Gareth Bale in race to be fit for Spurs' away tie against Real Madrid

Gareth Bale in race to be fit for Spurs' away tie against Real MadridGareth Bale faces a race against time to be fit for Tottenham Hotspur's Champions League quarter-final first leg against Real Madrid on Tuesday week having being forced to withdraw from the Wales squad for Saturday's Euro 2012 qualifier against England with a hamstring strain.

The injury, which is a severe blow to Wales's hopes of causing an upset at the Millennium Stadium, came to light after Bale complained of tightness in his hamstring during a warm-up on Tuesday. When the 21-year-old winger was unable to take part in training on Wednesday, Wales sent him for a scan which revealed he had been carrying the injury at Spurs the previous week.

Bale played 90 minutes against West Ham United on Saturday but that was his first full game since 16 January, having been sidelined with a back problem for six weeks. He was struggling with his hamstring towards the end of that time and Spurs will be anxious that the latest setback could threaten his involvement at the Bernabéu.

Gary Speed, however, tried to offer a more positive prognosis. The Wales manager said Bale could feature against Real Madrid and also claimed that his decision to declare him unfit for the England game had reduced the risk of him picking up a serious injury that could have ended his season. "The decision was made last night as soon as we got the scan," said the Wales manager. "I think you can tell on the scans now with the fluid and blood that he was injured from last week. I'm no expert, but I'm sure it's only a 10-day thing."

Speed could have been forgiven for questioning the wisdom of Harry Redknapp's decision to keep Bale on the pitch throughout the game against West Ham, although he seemed determined to avoid becoming embroiled in a club versus country row with the Spurs manager.
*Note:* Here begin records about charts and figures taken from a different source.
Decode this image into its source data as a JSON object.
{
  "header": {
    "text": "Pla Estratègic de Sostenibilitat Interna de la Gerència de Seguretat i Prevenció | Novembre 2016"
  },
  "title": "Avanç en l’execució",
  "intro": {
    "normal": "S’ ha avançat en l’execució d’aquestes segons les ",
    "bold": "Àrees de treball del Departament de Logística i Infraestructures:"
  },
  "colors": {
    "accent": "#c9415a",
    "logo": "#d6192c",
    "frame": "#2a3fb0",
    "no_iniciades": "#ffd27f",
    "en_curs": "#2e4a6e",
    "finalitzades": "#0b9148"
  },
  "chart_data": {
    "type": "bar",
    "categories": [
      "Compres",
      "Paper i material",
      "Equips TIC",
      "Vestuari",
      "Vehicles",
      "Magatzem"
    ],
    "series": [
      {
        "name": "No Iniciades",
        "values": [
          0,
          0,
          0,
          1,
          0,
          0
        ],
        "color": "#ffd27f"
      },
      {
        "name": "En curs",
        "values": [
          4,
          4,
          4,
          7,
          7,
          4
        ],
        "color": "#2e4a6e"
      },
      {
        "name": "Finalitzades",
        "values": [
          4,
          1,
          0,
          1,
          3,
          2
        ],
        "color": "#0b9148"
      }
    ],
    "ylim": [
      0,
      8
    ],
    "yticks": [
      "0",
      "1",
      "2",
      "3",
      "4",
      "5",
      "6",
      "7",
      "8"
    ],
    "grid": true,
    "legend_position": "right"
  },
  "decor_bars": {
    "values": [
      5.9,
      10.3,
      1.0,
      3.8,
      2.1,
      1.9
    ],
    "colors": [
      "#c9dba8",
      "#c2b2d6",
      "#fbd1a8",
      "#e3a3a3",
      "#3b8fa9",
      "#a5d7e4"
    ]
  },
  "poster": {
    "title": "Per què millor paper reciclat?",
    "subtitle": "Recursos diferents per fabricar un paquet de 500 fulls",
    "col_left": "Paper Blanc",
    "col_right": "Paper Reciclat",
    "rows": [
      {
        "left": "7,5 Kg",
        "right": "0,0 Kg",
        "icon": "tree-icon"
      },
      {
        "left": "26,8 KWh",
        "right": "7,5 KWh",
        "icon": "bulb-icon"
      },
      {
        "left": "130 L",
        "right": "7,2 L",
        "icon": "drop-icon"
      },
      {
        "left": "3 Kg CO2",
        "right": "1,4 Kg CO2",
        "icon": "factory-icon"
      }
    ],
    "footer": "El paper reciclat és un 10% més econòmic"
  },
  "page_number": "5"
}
There had been the potential for a major fall-out on Thursday morning, when Raymond Verheijen, the Wales assistant manager, wrote "the incompetent amateurs struck again" on his Twitter page. Spurs reacted angrily to Verheijen's comments, believing they were directed at them for their handling of the injury, but both the Dutchman and Speed have since clarified that he was referring to a newspaper article that incorrectly suggested Bale had strained his hamstring during training for Wales.

"It was a total misunderstanding. In no way did that refer to Tottenham," said Speed. "I can understand how it might be portrayed but I think the fact that it was reported that he did his hamstring in training on Wednesday, that was the incompetent bit." Asked whether he had told Verheijen, who in the past has used Twitter to voice his disapproval of Roberto Mancini's training methods at Manchester City, to rein in his comments, Speed replied: "Absolutely. It's caused an unnecessary problem but we've talked about it and nipped it in the bud. There will be no more tweeting of that sort."

Aware of the problems international managers have had with their club counterparts in the past, Speed seemed keen to keep Redknapp onside and build bridges with Tottenham. "We don't put any blame on Spurs. [Bale] was fit to play 90 minutes and played 90 minutes. He came to us, and maybe if we hadn't been so thorough in our testing, he may have played. But what we don't want is for him to play and then pull up and put himself out for the season. The player's welfare is of paramount importance and that's what's happened."

Speed did, though, reveal that Bale, who will continue to receive treatment in Wales, would have preferred to delay the decision. "He wanted to wait and see if he could give it a go," he said. "But the nature of the strain showed up on the scan. Although England is a huge game and we would want Gareth in, we don't want to be putting him back for the rest of the season. Spurs also have some massive games coming up."

The Wales manager described Bale's absence as a "big blow", although he added: "Any team in the world would miss a Gareth Bale but between now and the next three and a half years we're going to miss players, and if Wales are going to achieve anything we're going to have to cope. We've had a great week training and the lads are really up for it so it's not the end of the world."